Context: Social, Environmental and Economic Impacts
The Ituango project sits in a region with a history of violence and displacement, including mass graves, disappearances, and large-scale population movements between 1990 and 2016. While the dam promised flood mitigation and broader energy security, critics argue that environmental impact assessments underestimated the risk to local communities and agriculture. The Cocoa River valley supports thousands of hectares of sugarcane and irrigated crops, contributing to Colombia's ethanol production and food security. Indirect beneficiaries would have included improved grid reliability and reduced reliance on expensive thermal plants, but these gains remain contested in light of the social and environmental costs incurred by the disaster and ongoing construction delays.

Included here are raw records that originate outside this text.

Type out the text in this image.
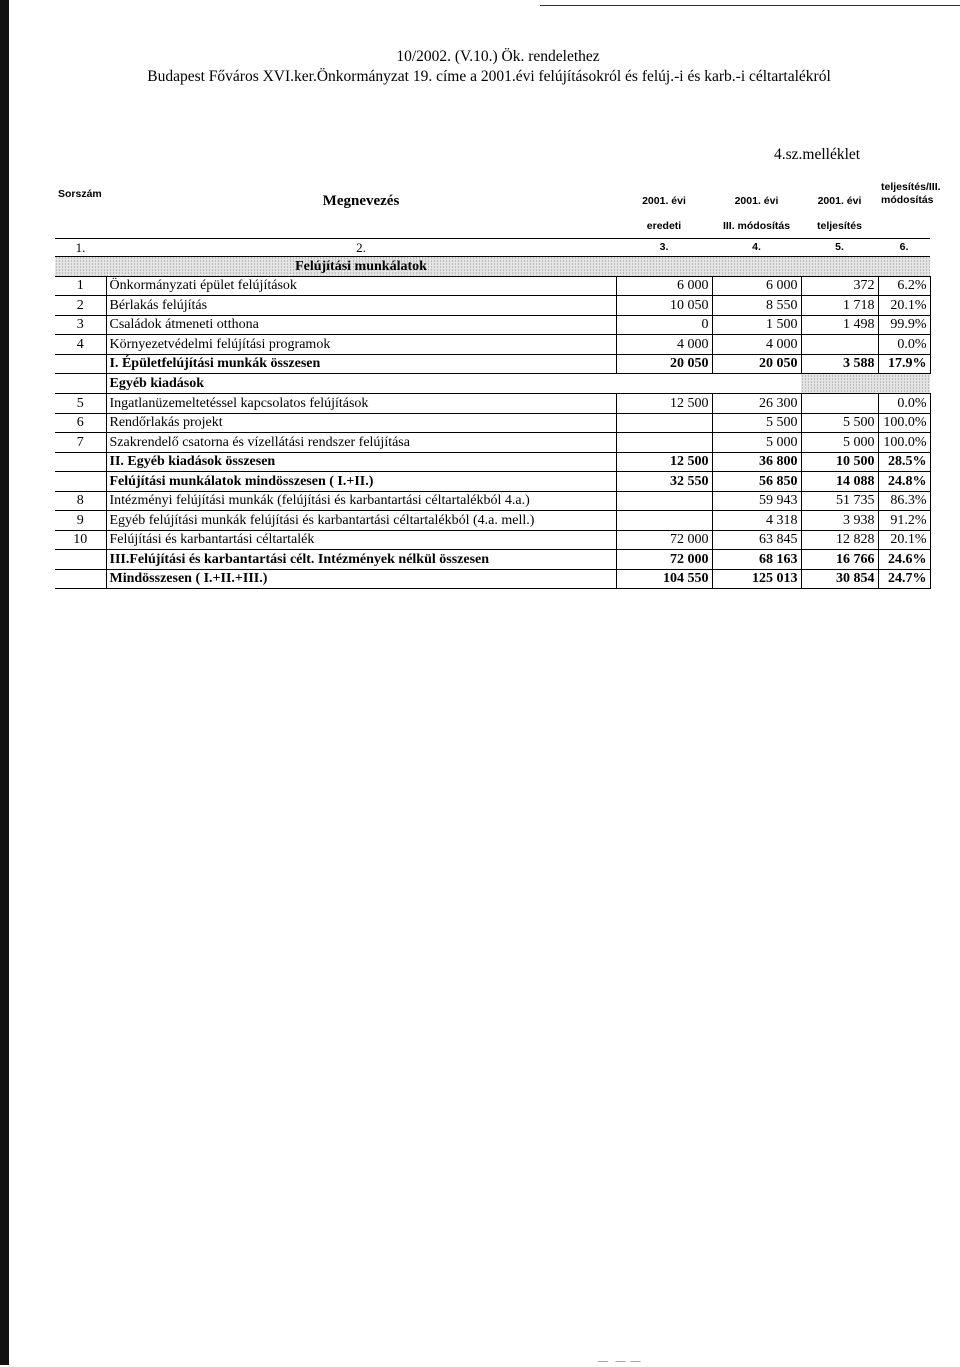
10/2002. (V.10.) Ök. rendelethez
Budapest Főváros XVI.ker.Önkormányzat 19. címe a 2001.évi felújításokról és felúj.-i és karb.-i céltartalékról
4.sz.melléklet
Sorszám	Megnevezés	2001. évi	2001. évi	2001. évi	teljesítés/III. módosítás
		eredeti	III. módosítás	teljesítés	
1.	2.	3.	4.	5.	6.
	Felújítási munkálatok				
1	Önkormányzati épület felújítások	6 000	6 000	372	6.2%
2	Bérlakás felújítás	10 050	8 550	1 718	20.1%
3	Családok átmeneti otthona	0	1 500	1 498	99.9%
4	Környezetvédelmi felújítási programok	4 000	4 000		0.0%
	I. Épületfelújítási munkák összesen	20 050	20 050	3 588	17.9%
	Egyéb kiadások				
5	Ingatlanüzemeltetéssel kapcsolatos felújítások	12 500	26 300		0.0%
6	Rendőrlakás projekt		5 500	5 500	100.0%
7	Szakrendelő csatorna és vízellátási rendszer felújítása		5 000	5 000	100.0%
	II. Egyéb kiadások összesen	12 500	36 800	10 500	28.5%
	Felújítási munkálatok mindösszesen ( I.+II.)	32 550	56 850	14 088	24.8%
8	Intézményi felújítási munkák (felújítási és karbantartási céltartalékból 4.a.)		59 943	51 735	86.3%
9	Egyéb felújítási munkák felújítási és karbantartási céltartalékból (4.a. mell.)		4 318	3 938	91.2%
10	Felújítási és karbantartási céltartalék	72 000	63 845	12 828	20.1%
	III.Felújítási és karbantartási célt. Intézmények nélkül összesen	72 000	68 163	16 766	24.6%
	Mindösszesen ( I.+II.+III.)	104 550	125 013	30 854	24.7%
—   —  —
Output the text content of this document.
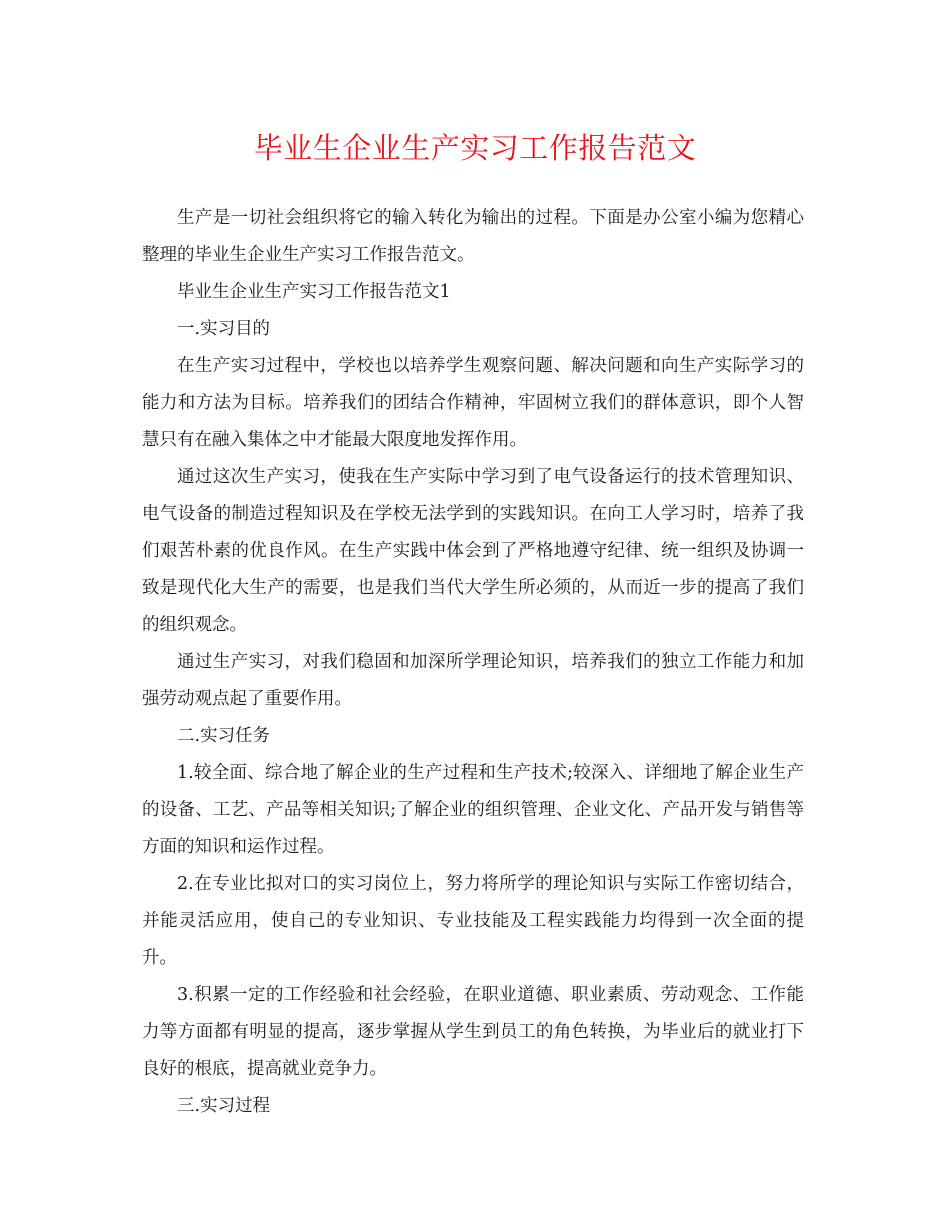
毕业生企业生产实习工作报告范文

生产是一切社会组织将它的输入转化为输出的过程。下面是办公室小编为您精心整理的毕业生企业生产实习工作报告范文。

毕业生企业生产实习工作报告范文1

一.实习目的

在生产实习过程中，学校也以培养学生观察问题、解决问题和向生产实际学习的能力和方法为目标。培养我们的团结合作精神，牢固树立我们的群体意识，即个人智慧只有在融入集体之中才能最大限度地发挥作用。

通过这次生产实习，使我在生产实际中学习到了电气设备运行的技术管理知识、电气设备的制造过程知识及在学校无法学到的实践知识。在向工人学习时，培养了我们艰苦朴素的优良作风。在生产实践中体会到了严格地遵守纪律、统一组织及协调一致是现代化大生产的需要，也是我们当代大学生所必须的，从而近一步的提高了我们的组织观念。

通过生产实习，对我们稳固和加深所学理论知识，培养我们的独立工作能力和加强劳动观点起了重要作用。

二.实习任务

1.较全面、综合地了解企业的生产过程和生产技术;较深入、详细地了解企业生产的设备、工艺、产品等相关知识;了解企业的组织管理、企业文化、产品开发与销售等方面的知识和运作过程。

2.在专业比拟对口的实习岗位上，努力将所学的理论知识与实际工作密切结合，并能灵活应用，使自己的专业知识、专业技能及工程实践能力均得到一次全面的提升。

3.积累一定的工作经验和社会经验，在职业道德、职业素质、劳动观念、工作能力等方面都有明显的提高，逐步掌握从学生到员工的角色转换，为毕业后的就业打下良好的根底，提高就业竞争力。

三.实习过程
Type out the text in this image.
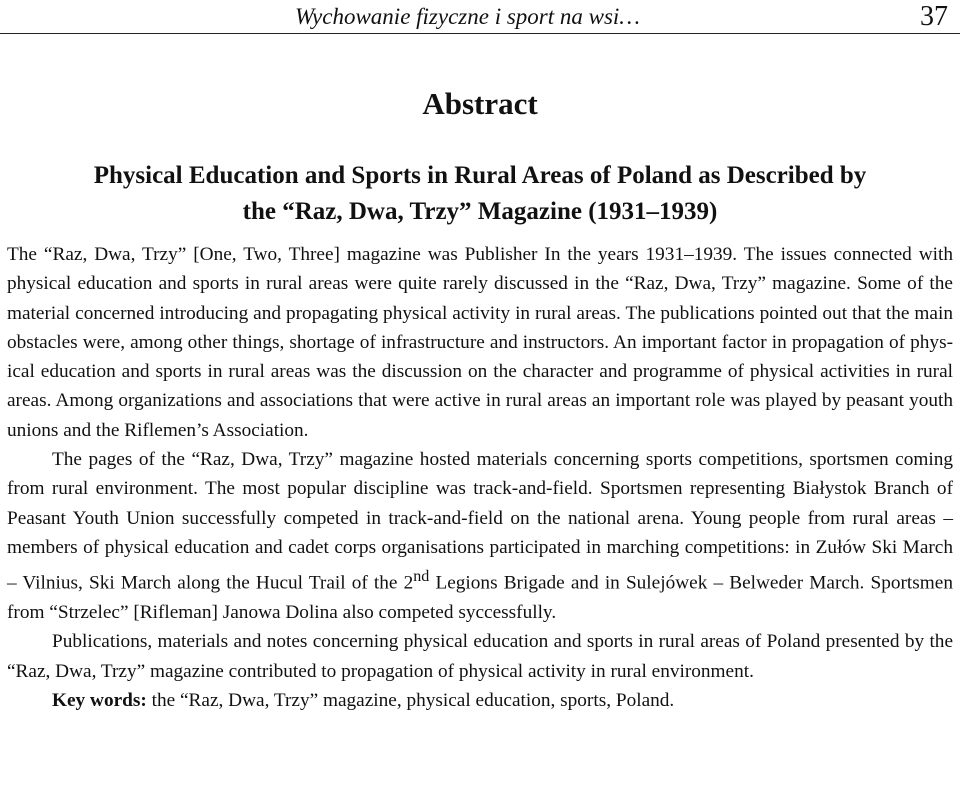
Wychowanie fizyczne i sport na wsi…	37
Abstract
Physical Education and Sports in Rural Areas of Poland as Described by
the “Raz, Dwa, Trzy” Magazine (1931–1939)

The “Raz, Dwa, Trzy” [One, Two, Three] magazine was Publisher In the years 1931–1939. The issues connected with physical education and sports in rural areas were quite rarely discussed in the “Raz, Dwa, Trzy” magazine. Some of the material concerned introducing and propagating physical activity in rural areas. The publications pointed out that the main obstacles were, among other things, shortage of infrastructure and instructors. An important factor in propagation of physical education and sports in rural areas was the discussion on the character and programme of physical activities in rural areas. Among organizations and associations that were active in rural areas an important role was played by peasant youth unions and the Riflemen’s Association.

The pages of the “Raz, Dwa, Trzy” magazine hosted materials concerning sports competitions, sportsmen coming from rural environment. The most popular discipline was track-and-field. Sportsmen representing Białystok Branch of Peasant Youth Union successfully competed in track-and-field on the national arena. Young people from rural areas – members of physical education and cadet corps organisations participated in marching competitions: in Zułów Ski March – Vilnius, Ski March along the Hucul Trail of the 2nd Legions Brigade and in Sulejówek – Belweder March. Sportsmen from “Strzelec” [Rifleman] Janowa Dolina also competed syccessfully.

Publications, materials and notes concerning physical education and sports in rural areas of Poland presented by the “Raz, Dwa, Trzy” magazine contributed to propagation of physical activity in rural environment.

Key words: the “Raz, Dwa, Trzy” magazine, physical education, sports, Poland.
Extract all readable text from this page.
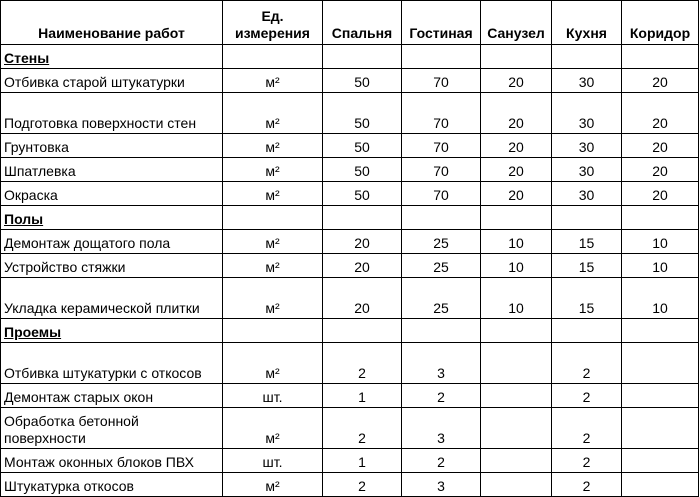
Наименование работ	Ед. измерения	Спальня	Гостиная	Санузел	Кухня	Коридор
Стены						
Отбивка старой штукатурки	м²	50	70	20	30	20
Подготовка поверхности стен	м²	50	70	20	30	20
Грунтовка	м²	50	70	20	30	20
Шпатлевка	м²	50	70	20	30	20
Окраска	м²	50	70	20	30	20
Полы						
Демонтаж дощатого пола	м²	20	25	10	15	10
Устройство стяжки	м²	20	25	10	15	10
Укладка керамической плитки	м²	20	25	10	15	10
Проемы						
Отбивка штукатурки с откосов	м²	2	3		2	
Демонтаж старых окон	шт.	1	2		2	
Обработка бетонной поверхности	м²	2	3		2	
Монтаж оконных блоков ПВХ	шт.	1	2		2	
Штукатурка откосов	м²	2	3		2	
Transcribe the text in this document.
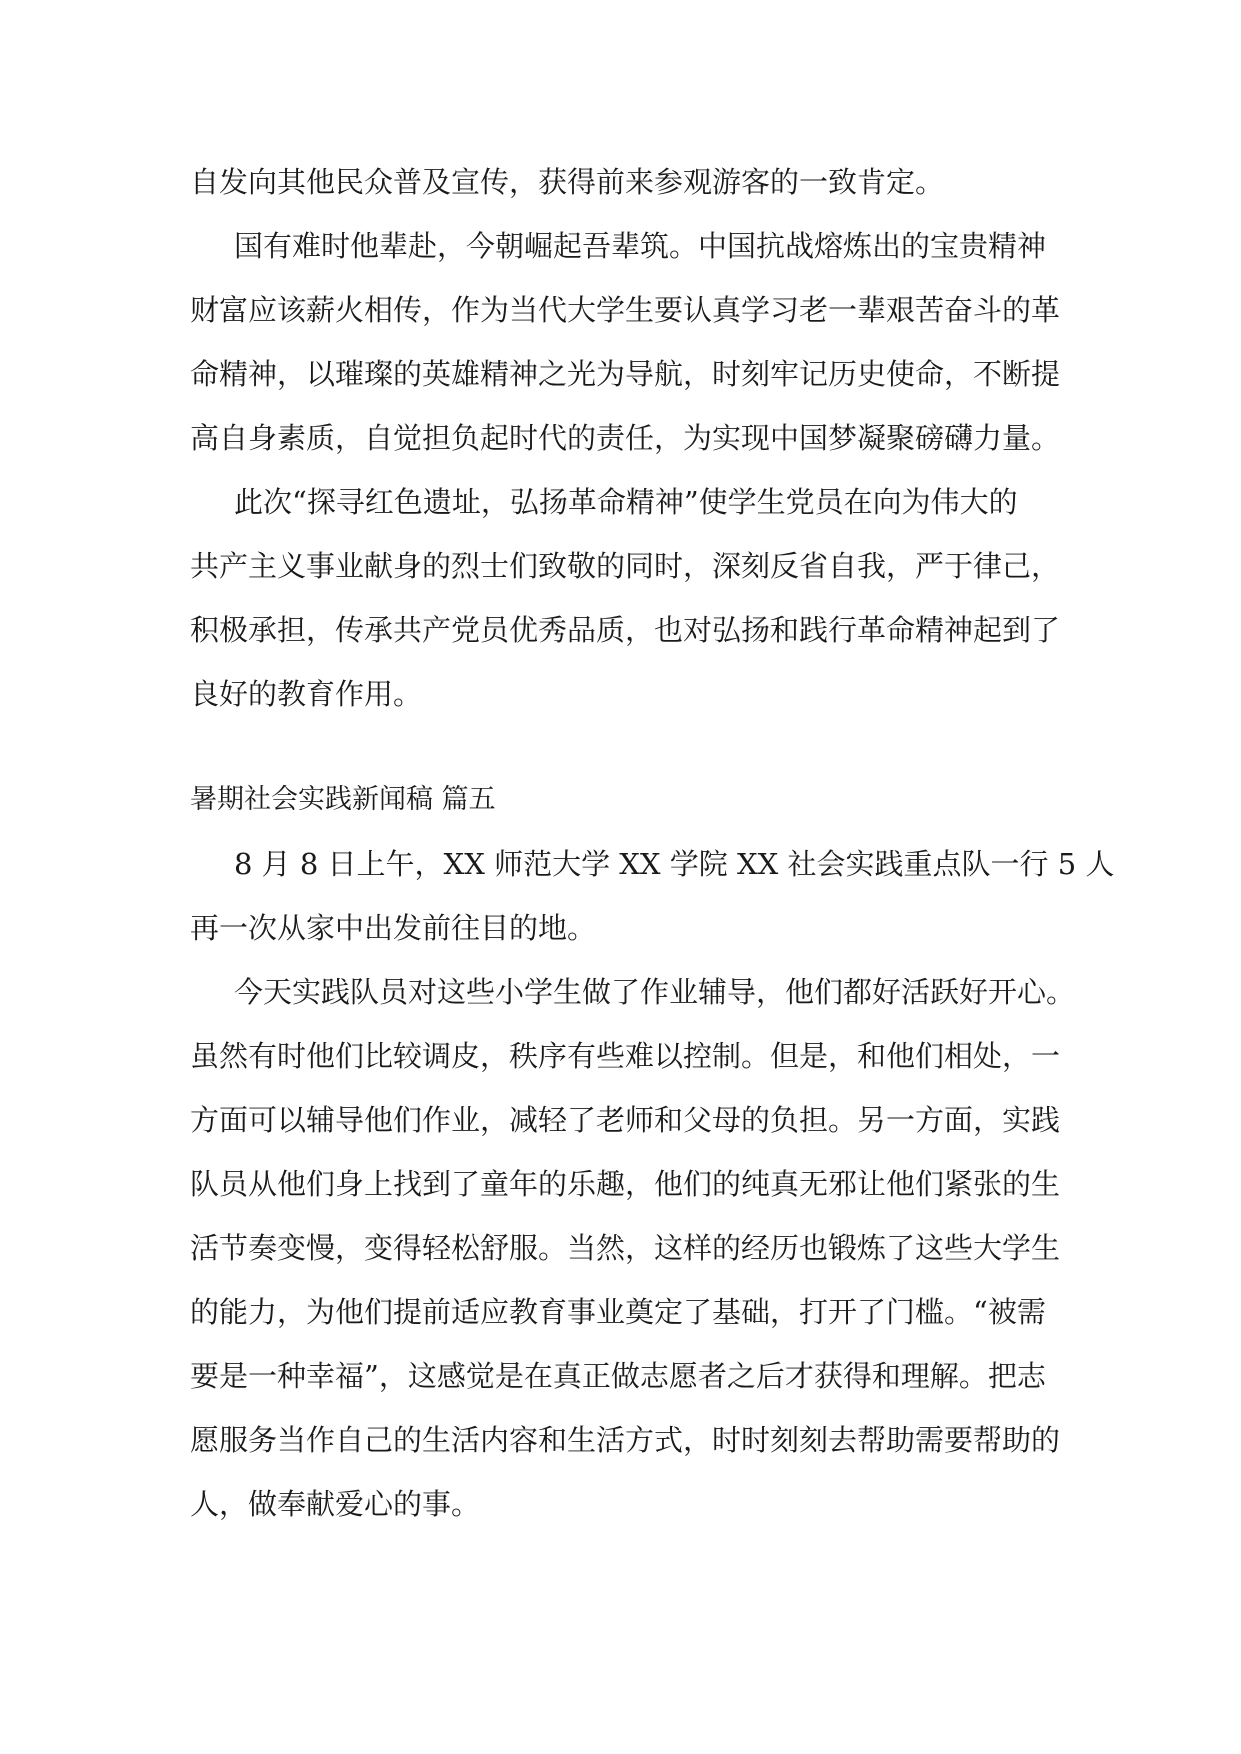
自发向其他民众普及宣传，获得前来参观游客的一致肯定。
国有难时他辈赴，今朝崛起吾辈筑。中国抗战熔炼出的宝贵精神
财富应该薪火相传，作为当代大学生要认真学习老一辈艰苦奋斗的革
命精神，以璀璨的英雄精神之光为导航，时刻牢记历史使命，不断提
高自身素质，自觉担负起时代的责任，为实现中国梦凝聚磅礴力量。
此次“探寻红色遗址，弘扬革命精神”使学生党员在向为伟大的
共产主义事业献身的烈士们致敬的同时，深刻反省自我，严于律己，
积极承担，传承共产党员优秀品质，也对弘扬和践行革命精神起到了
良好的教育作用。
暑期社会实践新闻稿 篇五
8 月 8 日上午，XX 师范大学 XX 学院 XX 社会实践重点队一行 5 人
再一次从家中出发前往目的地。
今天实践队员对这些小学生做了作业辅导，他们都好活跃好开心。
虽然有时他们比较调皮，秩序有些难以控制。但是，和他们相处，一
方面可以辅导他们作业，减轻了老师和父母的负担。另一方面，实践
队员从他们身上找到了童年的乐趣，他们的纯真无邪让他们紧张的生
活节奏变慢，变得轻松舒服。当然，这样的经历也锻炼了这些大学生
的能力，为他们提前适应教育事业奠定了基础，打开了门槛。“被需
要是一种幸福”，这感觉是在真正做志愿者之后才获得和理解。把志
愿服务当作自己的生活内容和生活方式，时时刻刻去帮助需要帮助的
人，做奉献爱心的事。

Lessons Learned and Looking Forward
The video emphasizes that money and political pressure cannot substitute for rigorous engineering standards, transparent consultation with local communities, or robust environmental impact analyses. The Ituango case illustrates the risks of applying aggressive project schedules to complex, geologically challenging environments and underscores the importance of independent oversight, contingency planning, and a holistic approach to risk that accounts for human life as a primary objective. The project team continues to push toward completion, with ongoing work to install the remaining turbines and to manage downstream risk as Colombia continues to pursue a large-scale energy transition.
Conclusion
Colombia's Ituango Dam story is a stark reminder of the scale and complexity of modern infrastructure. It shows how ambitious plans can deliver benefits, but also how easily those benefits can be undermined by technical, political, and social misalignments. The video frames Ituango as a powerful case study in the responsible design and management of megaprojects, energy policy, and the protection of communities in the path of progress.